Auch bei Road Cross, der Stiftung für Verkehrssicherheit, kann man die Massnahmen der Polizei nachvollziehen. «Die Sicherheit der Polizistinnen und Polizisten geht vor», sagt Mike Egle, Leiter Marketing und Kommunikation. «Die Verkehrssicherheit ist allerdings ebenfalls wichtig. Deshalb wäre zunächst gut zu prüfen, ob Kontrollen mit geeigneten Schutzmassnahmen durchführbar wären. Sollte die aktuelle Situation länger andauern, wäre es sicher wichtig, einen geeigneten Atemtest zu entwickeln.»

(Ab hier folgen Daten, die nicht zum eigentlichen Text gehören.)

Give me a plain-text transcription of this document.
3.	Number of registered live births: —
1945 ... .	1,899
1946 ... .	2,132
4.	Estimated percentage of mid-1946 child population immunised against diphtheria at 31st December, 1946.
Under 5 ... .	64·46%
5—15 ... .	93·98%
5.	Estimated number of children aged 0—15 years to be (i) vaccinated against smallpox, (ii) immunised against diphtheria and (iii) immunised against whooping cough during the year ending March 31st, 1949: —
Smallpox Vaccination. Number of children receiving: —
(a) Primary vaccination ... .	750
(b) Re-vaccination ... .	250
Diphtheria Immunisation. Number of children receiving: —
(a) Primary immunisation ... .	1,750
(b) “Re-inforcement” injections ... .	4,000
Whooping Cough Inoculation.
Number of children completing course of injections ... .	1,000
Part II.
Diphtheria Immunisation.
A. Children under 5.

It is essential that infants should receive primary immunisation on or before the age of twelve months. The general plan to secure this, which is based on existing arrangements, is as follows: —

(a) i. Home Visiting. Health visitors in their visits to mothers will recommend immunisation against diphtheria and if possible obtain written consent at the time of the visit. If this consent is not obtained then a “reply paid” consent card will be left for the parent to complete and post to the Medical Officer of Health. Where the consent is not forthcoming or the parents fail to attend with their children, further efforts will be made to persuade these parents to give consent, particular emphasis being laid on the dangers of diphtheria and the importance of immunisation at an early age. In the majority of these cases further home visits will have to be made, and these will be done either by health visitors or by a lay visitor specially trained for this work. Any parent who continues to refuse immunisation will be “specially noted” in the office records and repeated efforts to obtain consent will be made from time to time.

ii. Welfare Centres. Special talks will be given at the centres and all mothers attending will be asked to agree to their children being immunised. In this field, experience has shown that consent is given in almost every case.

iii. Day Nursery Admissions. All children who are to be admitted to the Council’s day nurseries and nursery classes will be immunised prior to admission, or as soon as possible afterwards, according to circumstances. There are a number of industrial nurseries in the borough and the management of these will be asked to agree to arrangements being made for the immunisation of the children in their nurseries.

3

Schweizweit einheitliche Regelung fehlt

Eine schweizweit einheitliche Regelung gibt es im Fall der Atemluftkontrolle nicht. Die Zuständigkeit liegt bei den kantonalen Korps. Auch die Konferenz der kantonalen Polizeikommandanten verzichtete auf eine Empfehlung.

Während Zürich die Geräte aktuell ganz beiseitelegt, lassen St. Gallen und Bern die Tests in Ausnahmefällen zur schnellen Beweissicherung bei schweren Vergehen noch zu. Mediensprecher Schneider von der Kapo St. Gallen: «Ganz aushebeln können wir den Rechtsstaat ja auch nicht.»